I doubt Tracy Hickman would reverse the changes made by the Chaos War and the Age of Mortals any more than Margaret Weis has done so. To that extent, Dragonlance has probably changed more than most D&D settings.
 

mhacdebhandia said:
Even if he were there, Dragonlance is a perfect example of how the original creators of a setting can have a vision for its development that ruins what made it enjoyable for many fans.

I doubt Tracy Hickman would reverse the changes made by the Chaos War and the Age of Mortals any more than Margaret Weis has done so. To that extent, Dragonlance has probably changed more than most D&D settings.

To paraphrase Homer Simpson, "I guess some settings never change...or they do change, and then they change right back again."

I'm not sure, but I think the Chaos War was prompted by TSR to try out their SAGA system, and not the other way around. Likewise, Margaret Weis has said in an interview that Peter Adkison requested that they do the War of Souls to try and bring Dragonlance back to how it was before.
 

All true, but they haven't. The Age of Mortals isn't the same as the War of the Lance. "An epic War of Souls had to be fought to restore some of what was lost", after all.
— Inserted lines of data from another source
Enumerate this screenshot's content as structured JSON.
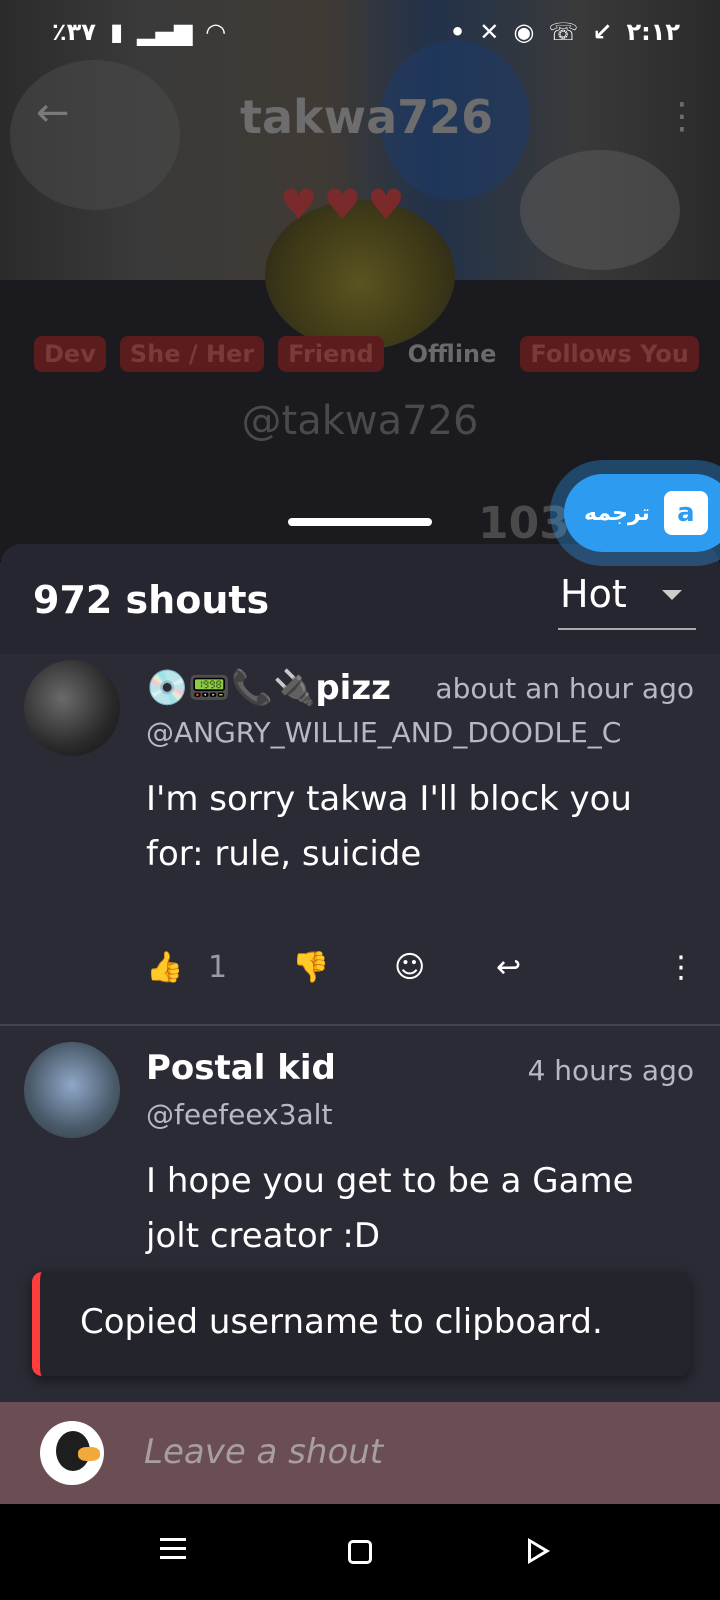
{
  "status_bar": {
    "battery": "٪۳۷",
    "time": "۲:۱۲"
  },
  "profile": {
    "name": "takwa726",
    "handle": "@takwa726",
    "tags": [
      "Dev",
      "She / Her",
      "Friend",
      "Offline",
      "Follows You"
    ],
    "peek_count": "103."
  },
  "translate": {
    "label": "ترجمه",
    "icon": "translate-icon"
  },
  "shouts": {
    "count_label": "972 shouts",
    "sort": {
      "selected": "Hot"
    },
    "items": [
      {
        "display_name": "💿📟📞🔌pizz",
        "username": "@ANGRY_WILLIE_AND_DOODLE_C",
        "time": "about an hour ago",
        "message": "I'm sorry takwa I'll block you for: rule, suicide",
        "likes": "1"
      },
      {
        "display_name": "Postal kid",
        "username": "@feefeex3alt",
        "time": "4 hours ago",
        "message": "I hope you get to be a Game jolt creator :D"
      }
    ]
  },
  "toast": {
    "text": "Copied username to clipboard."
  },
  "composer": {
    "placeholder": "Leave a shout"
  },
  "colors": {
    "sheet": "#2b2b35",
    "accent_red": "#ff3d3d",
    "composer": "#6a4e53",
    "translate": "#2d9bf0"
  }
}
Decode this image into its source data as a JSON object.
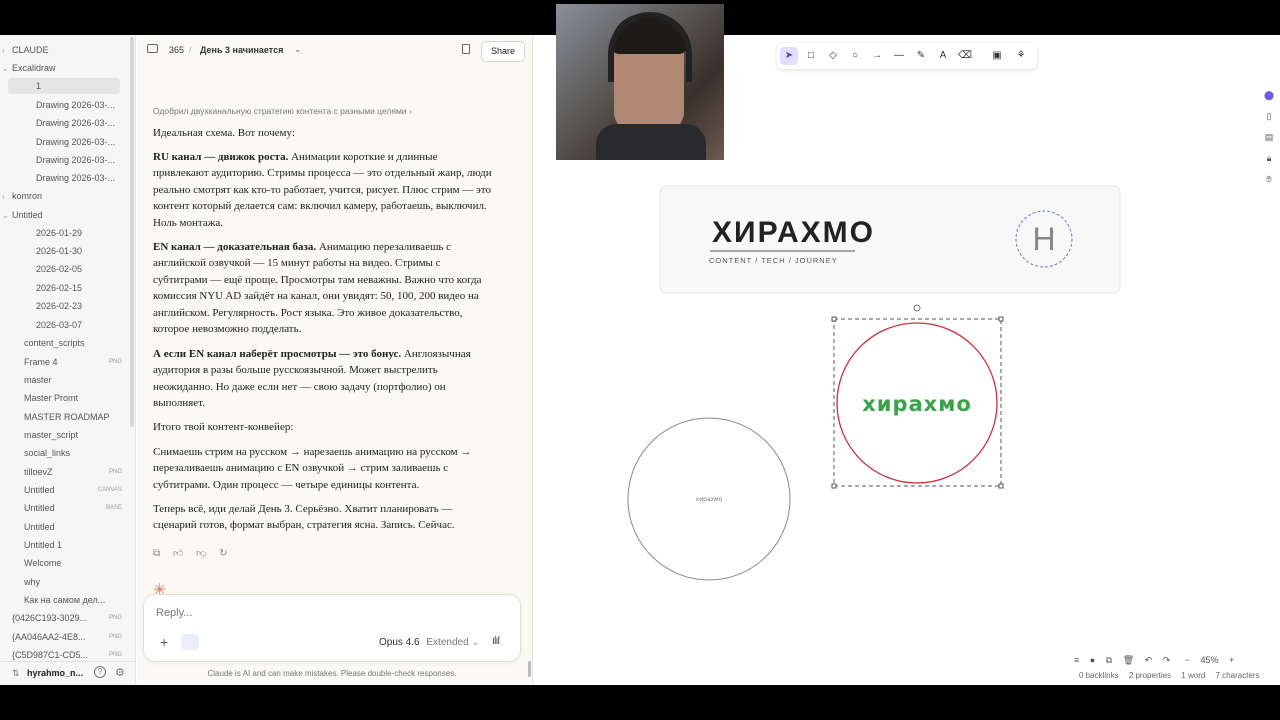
{
  "sidebar": {
    "items": [
      {
        "label": "CLAUDE",
        "depth": 0,
        "chev": "›"
      },
      {
        "label": "Excalidraw",
        "depth": 0,
        "chev": "⌄"
      },
      {
        "label": "1",
        "depth": 2,
        "selected": true
      },
      {
        "label": "Drawing 2026-03-...",
        "depth": 2
      },
      {
        "label": "Drawing 2026-03-...",
        "depth": 2
      },
      {
        "label": "Drawing 2026-03-...",
        "depth": 2
      },
      {
        "label": "Drawing 2026-03-...",
        "depth": 2
      },
      {
        "label": "Drawing 2026-03-...",
        "depth": 2
      },
      {
        "label": "komron",
        "depth": 0,
        "chev": "›"
      },
      {
        "label": "Untitled",
        "depth": 0,
        "chev": "⌄"
      },
      {
        "label": "2026-01-29",
        "depth": 2
      },
      {
        "label": "2026-01-30",
        "depth": 2
      },
      {
        "label": "2026-02-05",
        "depth": 2
      },
      {
        "label": "2026-02-15",
        "depth": 2
      },
      {
        "label": "2026-02-23",
        "depth": 2
      },
      {
        "label": "2026-03-07",
        "depth": 2
      },
      {
        "label": "content_scripts",
        "depth": 1
      },
      {
        "label": "Frame 4",
        "depth": 1,
        "badge": "PNG"
      },
      {
        "label": "master",
        "depth": 1
      },
      {
        "label": "Master Promt",
        "depth": 1
      },
      {
        "label": "MASTER ROADMAP",
        "depth": 1
      },
      {
        "label": "master_script",
        "depth": 1
      },
      {
        "label": "social_links",
        "depth": 1
      },
      {
        "label": "tilloevZ",
        "depth": 1,
        "badge": "PNG"
      },
      {
        "label": "Untitled",
        "depth": 1,
        "badge": "CANVAS"
      },
      {
        "label": "Untitled",
        "depth": 1,
        "badge": "BASE"
      },
      {
        "label": "Untitled",
        "depth": 1
      },
      {
        "label": "Untitled 1",
        "depth": 1
      },
      {
        "label": "Welcome",
        "depth": 1
      },
      {
        "label": "why",
        "depth": 1
      },
      {
        "label": "Как на самом дел...",
        "depth": 1
      },
      {
        "label": "{0426C193-3029...",
        "depth": 0,
        "badge": "PNG"
      },
      {
        "label": "{AA046AA2-4E8...",
        "depth": 0,
        "badge": "PNG"
      },
      {
        "label": "{C5D987C1-CD5...",
        "depth": 0,
        "badge": "PNG"
      }
    ],
    "vault_name": "hyrahmo_n..."
  },
  "chat": {
    "conversation_id": "365",
    "title": "День 3 начинается",
    "share_label": "Share",
    "breadcrumb": "Одобрил двухканальную стратегию контента с разными целями",
    "p1": "Идеальная схема. Вот почему:",
    "p2_bold": "RU канал — движок роста.",
    "p2_text": " Анимации короткие и длинные привлекают аудиторию. Стримы процесса — это отдельный жанр, люди реально смотрят как кто-то работает, учится, рисует. Плюс стрим — это контент который делается сам: включил камеру, работаешь, выключил. Ноль монтажа.",
    "p3_bold": "EN канал — доказательная база.",
    "p3_text": " Анимацию перезаливаешь с английской озвучкой — 15 минут работы на видео. Стримы с субтитрами — ещё проще. Просмотры там неважны. Важно что когда комиссия NYU AD зайдёт на канал, они увидят: 50, 100, 200 видео на английском. Регулярность. Рост языка. Это живое доказательство, которое невозможно подделать.",
    "p4_bold": "А если EN канал наберёт просмотры — это бонус.",
    "p4_text": " Англоязычная аудитория в разы больше русскоязычной. Может выстрелить неожиданно. Но даже если нет — свою задачу (портфолио) он выполняет.",
    "p5": "Итого твой контент-конвейер:",
    "p6": "Снимаешь стрим на русском → нарезаешь анимацию на русском → перезаливаешь анимацию с EN озвучкой → стрим заливаешь с субтитрами. Один процесс — четыре единицы контента.",
    "p7": "Теперь всё, иди делай День 3. Серьёзно. Хватит планировать — сценарий готов, формат выбран, стратегия ясна. Запись. Сейчас.",
    "reply_placeholder": "Reply...",
    "model": "Opus 4.6",
    "mode": "Extended",
    "disclaimer": "Claude is AI and can make mistakes. Please double-check responses."
  },
  "canvas": {
    "logo_title": "ХИРАХМО",
    "logo_subtitle": "CONTENT / TECH / JOURNEY",
    "logo_badge": "H",
    "circle_green_text": "хирахмо",
    "circle_small_text": "хирахмо",
    "zoom": "45%",
    "status": {
      "backlinks": "0 backlinks",
      "properties": "2 properties",
      "words": "1 word",
      "characters": "7 characters"
    }
  }
}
There's nothing wrong with that - I'm not saying Weis and Sovereign Press should be ignoring the new era of novels, not when Weis herself is writing some of them! I don't really care what happens with d20 Dragonlance, since I moved on from the setting years ago.

But it's not the same. which was the entirety of my point.
 

To a point, I do have to agree with the "too many cooks" concept regarding campaign settings (and to a degree, other games/forms of media). I also think that, to a certain extent, things can be dragged out so much that it kills any enjoyment the original(s) brought to the table.

Forgotten Realms, pre-Time of Troubles, pre-tons-of-tie-in-novels/book-series, IMHO, was a cool setting. I liked the FR of the Grey Box days. However, I lost interest in FR when (a) a lot of books set in the FR were released, often introducing new weird stuff that many players of the game would want to use/emulate, and (b) FR was blown up ala Time of Troubles. That really killed my interest in the setting.

Along the same lines, I grew to dislike Dragonlance because it seemed to, IMHO, basically retread the same old issue over & over again: the epic clash between good & evil, providing a small amount of peace afterward before the whole place goes to the Abyss in a Handbasket once more.

Eberron is nice; it has potential. However, part of me thinks is that all it will take is a fair amount of time for it to wind up getting a dramatic change. Will it go through another war just as 4th ed. D&D shows up (whenever it does)? Will some books in the series introduce some weird, new stuff that'll mess up the feel of the game, sorta how the FR was post-ToT? I dunno. But then again, I could see it happening. It could happen as soon as there's a creative team change, or it could happen as soon as the setting gets a real sales slump. Ya never know.

But, it's pretty much my dissatisfaction with the way a lot of campaign settings evolve (or OTOH, my general uninterest in the settings in the first place) that has led me to pretty much sticking with homebrew stuff for my own campaigns. In a way, sorta how Greyhawk originally was--a locale with little originally defined that could easily have stuff dropped in if need be--it pretty much became defined more & more as the players went along.
 

AFGNCAAP said:
Will some books in the series introduce some weird, new stuff that'll mess up the feel of the game, sorta how the FR was post-ToT?

I guess this is what leads me away from campaign settings and keeps me in the homebrew court. If control is an issue for a game master I'm not sure why they would not homebrew. I enjoyed looking through Ebby, but the feel was just not right for me. I hope it is hugely popular, however - Keith Baker seems like a very nice man.